Avoiding methods returning Wildcard types

Question

Here's my application design where I'm trying to avoid returning wildcard types from my method so that I can invoke the methods on the returned object. Any suggestions? Is it a poor idea to have a static utility method to find and return the right handler implementation like below after all?

The problem: I have a bunch of requests (and responses corresponding to them). These requests have to be handled and the results of the handling (the responses) may be used for further processing. Which request to be handled at a given moment depends on a few criteria (this is an enum ).

My approach: My solution was to build several handlers, one for each of the request-response type combos and having them all implement a common interface with a method to handle the request.

Here's how it goes:

A family of handler classes implementing the Handler interface:

interface Handler<Q extends Request, R extends Response> {
  R handleRequest(Q);
}

and a static utility method companion class to find the right handler matching the given criteria:

class Handlers {
  Handler<? extends Request, ? extends Response> handlerForCriteria(Criteria criteria) {
    switch (criteria):
    ...
    // since there are several handler implementations, I couldn't avoid the wildcard 
    // types for the request and response
  }
}

Here's where I need to use it:

Handler<? extends Request, ? extends Response> matchingHandler = 
    Handlers.handlerForCriteria(criteria);
MyResponse response = matchingHandler.handleRequest(myRequest);

I'd like to be able to call the handleRequest like above, but obviously I'm not allowed to since the matchingHandler contains wildcard types (it can't tell for certain if the unknown wildcard type of the request was the same type as `myRequest).

Answer 1

Use a typed method with a cast if necessary:

class Handlers {
    <R extends Request, T extends Response> Handler<R, T> handlerForCriteria(Criteria criteria) {
        Handler<?, ?> handler = someStrategryThatIsUntyped();
        return (Handler<R, T>)handler; // just cast
    }
}

---

So, why/when is the cast "safe"?

Sometimes the case is both needed and safe. For example, consider this code:

private Map<Class<?>, Handler<?>> handlers = new HashMap<>();

And you populate it in a way that guarantees that the type of the class equals the type of the handler (which can't be done in the map's declaration):

public <T> void register(Class<T> clazz, Handler<T> handler) {
    handlers.put(clazz, handler);
}

but the method that finds the handler can't be compiled safely based on the map's definition:

public <T> Handler<T> findHandler(Class<T> clazz) {
    Handler<?> handler = handlers.get(clazz);
    // Although the compiler can't assert it, the handler is of type T
    // The cast is safe, because we programmatically constrain map's entries
    return (Handler<T>)handler; // safe
}

Answer 2

This is what I would do:

Firstly, for most cases the below solution works if it is not required to know the precise type of only Response .

class Handlers {
    static Handler<? super Request,? extends Response> handlerForCriteria(Criteria criteria) {
        return null;
    }
}
class CustomRequest implements Request{}

Handler<? super Request, ? extends Response> handler = Handlers.handlerForCriteria(null);
Response response = handler.handleRequest(new CustomRequest() {});

---

I find it philosophically wrong to precisely know the return type in this case. if you expect that the return type is say CustomResponse , it is your reliance on that fact that handleForCriteria for that argument will always return CustomResponse . What if it changes in future. Extra maintenance effort.

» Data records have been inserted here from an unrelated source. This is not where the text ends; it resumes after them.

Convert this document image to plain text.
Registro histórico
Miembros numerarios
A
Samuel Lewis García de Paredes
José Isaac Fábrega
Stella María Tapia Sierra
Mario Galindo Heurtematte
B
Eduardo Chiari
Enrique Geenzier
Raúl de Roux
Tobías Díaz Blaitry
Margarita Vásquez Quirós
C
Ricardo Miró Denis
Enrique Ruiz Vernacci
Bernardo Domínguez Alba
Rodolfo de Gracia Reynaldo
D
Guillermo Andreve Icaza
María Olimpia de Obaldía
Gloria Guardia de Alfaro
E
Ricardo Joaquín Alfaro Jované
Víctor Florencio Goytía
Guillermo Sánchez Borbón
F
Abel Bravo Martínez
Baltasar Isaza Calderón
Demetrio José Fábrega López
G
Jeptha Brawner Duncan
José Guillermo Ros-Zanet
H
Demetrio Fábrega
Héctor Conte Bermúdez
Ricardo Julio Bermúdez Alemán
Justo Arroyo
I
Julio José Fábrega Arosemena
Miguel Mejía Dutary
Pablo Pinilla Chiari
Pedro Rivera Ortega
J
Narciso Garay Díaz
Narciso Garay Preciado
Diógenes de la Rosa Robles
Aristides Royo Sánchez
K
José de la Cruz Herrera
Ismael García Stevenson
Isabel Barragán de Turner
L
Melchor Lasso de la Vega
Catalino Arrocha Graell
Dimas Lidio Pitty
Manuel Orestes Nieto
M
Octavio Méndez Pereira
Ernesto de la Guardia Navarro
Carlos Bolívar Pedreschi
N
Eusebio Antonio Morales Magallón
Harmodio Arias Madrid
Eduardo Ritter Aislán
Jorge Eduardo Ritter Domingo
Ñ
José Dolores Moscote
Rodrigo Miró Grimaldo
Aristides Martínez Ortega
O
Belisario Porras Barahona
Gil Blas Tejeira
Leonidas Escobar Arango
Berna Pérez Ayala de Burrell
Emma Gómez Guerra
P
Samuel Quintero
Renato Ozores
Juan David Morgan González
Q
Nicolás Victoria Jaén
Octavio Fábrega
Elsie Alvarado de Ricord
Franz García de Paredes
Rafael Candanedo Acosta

static <E extends Request, T extends Response> Handler<E,T> handlerForCriteria(Criteria criteria) {
        return null;
    }
 Handler<CustomRequest, CustomResponse> handler = Handlers.handlerForCriteria(null);
 CustomResponse response = handler.<CustomResponse>handleRequest(new CustomRequest() {});

In case if you know it strongly then probably above might be a solution. But I would never do it. I would rather prefer manual type-casting than having a generic type parameter at method level.